OpEd by DANIAL ROCHFORD
The Destination Management Plans just released are our key road maps to the future. In Central Australia they are broken into three documents: Barkly, Lasseter and Alice and MacDonnells.
The DMPs were developed after a robust consultation process led by Tourism Northern Territory and supported through agencies like Tourism Central Australia, local Governments and other key stakeholders.
In fact, the Central Australian Tourism Summit that TCA hosted in August was pivotal in generating ideas from the tourism industry that linked into the final DMPs.
The important decision we need to make as a region, our fork in the road moment, is either do nothing and hope for change.
Alternatively we can work together under a plan to be proactive around driving change and new results to see tourism grow again.
The DMP gives us that plan and now it is up to us collectively to work together to see these projects implemented.
We are pleased that the two big ticket projects we see as critical in driving tourism in Central Australia are in this plan, these being the National Aboriginal Art Gallery and the Mereenie Loop.
Both of these projects were also recognised in the recently released Territory Economic Reconstruction Commission’s final report. They are core to the long-term vision.
I can certainly see a day when someone flies into Alice Springs, visits the National Aboriginal Art Gallery and the many other great attractions in Alice Springs, then gets in their car or tour bus to goes through the West Macs and visits an array of indigenous owned tourism experiences and accommodation for a day or two.

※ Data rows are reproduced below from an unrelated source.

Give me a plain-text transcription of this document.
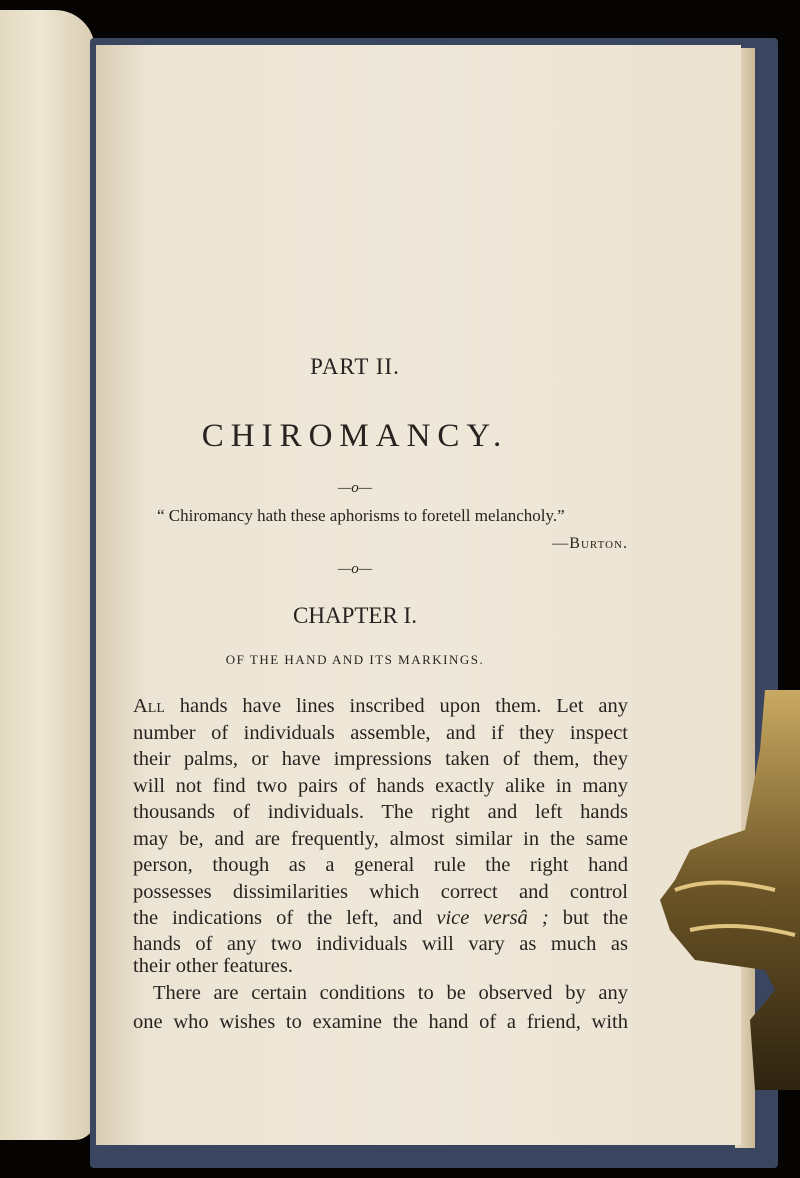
PART II.
CHIROMANCY.
—o—
“ Chiromancy hath these aphorisms to foretell melancholy.”
—Burton.
—o—
CHAPTER I.
OF THE HAND AND ITS MARKINGS.
All hands have lines inscribed upon them. Let any
number of individuals assemble, and if they inspect
their palms, or have impressions taken of them, they
will not find two pairs of hands exactly alike in many
thousands of individuals. The right and left hands
may be, and are frequently, almost similar in the same
person, though as a general rule the right hand
possesses dissimilarities which correct and control
the indications of the left, and vice versâ ; but the
hands of any two individuals will vary as much as
their other features.
There are certain conditions to be observed by any
one who wishes to examine the hand of a friend, with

Then it’s on to King’s Canyon culminating in a visit to Uluru.
This will not only re-connect Uluru back with Alice Springs, but it will ensure we see greater regional dispersal and visitor expenditure right across the wider region.
It is easy to focus on this big picture, but the DMP also identifies a raft of other key projects.
One that TCA is particularly keen on is to see the growth of the Education Tourism market.
As a region we have already a lot of operators who provide great experiences in this space, but there is a huge room for growth.
As a region we should own this market. New experiences, an investment in more accommodation and combining forces to market Central Australia together will be critical.
The DMP also recognises the importance of the private sector investing in tourism.
It is not all back to the Government to be making these changes. That said, it is important that Government and the private sector work together to take advantage of opportunities.
I know there would be natural cynicism around “another plan” being developed for the region.
I go back to my earlier comments that if we do nothing, we should expect the same result, but if we only see 10% of the DMP delivered we will see a major shift forward for our region.
Tourism is a jobs factory for any economy and now more than ever we need to get behind the industry to make some of these projects come to fruition.